GW : De son côté, l’IMS effectuera la caractérisation des propriétés électroniques, électro-chimiques, et morphologiques des produits synthétisés par Seqens. Nous déploierons pour cela une gamme d’analyses incluant la mesure du potentiel d’oxydation, de réduction, des analyses spectroscopiques et des techniques de physique poussées pour l’identification des transports de charges à basse température.…
Nous réaliserons également des « puces » à partir des polymères reçus : il s’agit d’échantillons de 15 mm par 15 mm, composés d’un cœur polymère actif, ainsi que de couches interfaciales de sélection des charges.
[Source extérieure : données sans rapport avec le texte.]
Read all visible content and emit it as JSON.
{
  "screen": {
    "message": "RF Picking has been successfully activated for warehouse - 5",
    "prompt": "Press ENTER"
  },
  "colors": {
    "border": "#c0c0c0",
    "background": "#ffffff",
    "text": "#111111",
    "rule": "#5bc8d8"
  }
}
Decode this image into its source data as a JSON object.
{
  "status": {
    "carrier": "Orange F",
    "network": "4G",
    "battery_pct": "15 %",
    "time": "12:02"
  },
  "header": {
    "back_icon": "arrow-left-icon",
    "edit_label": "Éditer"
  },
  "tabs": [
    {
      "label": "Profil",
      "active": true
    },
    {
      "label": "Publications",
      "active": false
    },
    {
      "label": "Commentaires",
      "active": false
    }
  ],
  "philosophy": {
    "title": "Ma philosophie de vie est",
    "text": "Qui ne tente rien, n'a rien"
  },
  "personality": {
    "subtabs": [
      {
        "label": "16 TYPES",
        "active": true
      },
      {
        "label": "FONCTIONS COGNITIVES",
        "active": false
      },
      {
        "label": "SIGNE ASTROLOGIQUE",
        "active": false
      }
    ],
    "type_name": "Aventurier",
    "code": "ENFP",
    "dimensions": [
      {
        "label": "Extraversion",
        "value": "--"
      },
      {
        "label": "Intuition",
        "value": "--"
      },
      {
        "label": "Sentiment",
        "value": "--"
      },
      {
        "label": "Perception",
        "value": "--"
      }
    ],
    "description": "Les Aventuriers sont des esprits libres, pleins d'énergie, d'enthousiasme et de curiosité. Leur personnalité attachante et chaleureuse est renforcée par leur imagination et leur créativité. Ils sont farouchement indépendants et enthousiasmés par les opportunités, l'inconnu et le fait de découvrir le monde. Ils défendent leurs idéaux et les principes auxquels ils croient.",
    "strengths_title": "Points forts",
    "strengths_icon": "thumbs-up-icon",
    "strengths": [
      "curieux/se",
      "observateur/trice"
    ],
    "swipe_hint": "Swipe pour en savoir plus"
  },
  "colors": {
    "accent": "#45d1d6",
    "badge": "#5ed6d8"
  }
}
Nous testons ces puces directement pour leurs performances et leur stabilité en cellules solaires, et avons un savoir-faire spécifique pour tester les applications OPD.
Des compétences multi-disciplinaires seront sollicitées pour le projet. En routine, quatre chercheurs de Bordeaux (Sylvain Chambon, Lionel Hirsch, Laurence Vignau et moi-même), aux profils complémentaires (physicien, physico-chimiste, électrochimiste), travailleront dans le cadre de SPRINT.
Votre ambition, sur ce projet ?
GW : Ce projet réunit au sein d’un même écosystème tous les acteurs, académiques et industriels, pour monter une filière française de production d’OPV et OPD fiables, économiques, et de haute performance.
Nous avons tous les atouts pour prendre une position-marché de premier plan sur ces technologies exigeantes en sécurisant l’ensemble de la chaîne, depuis la production des polymères jusqu’aux produits finis.
Merci beaucoup à vous deux pour ces explications. Nous reviendrons prochainement vers vous pour faire le point sur les avancées de SPRINT.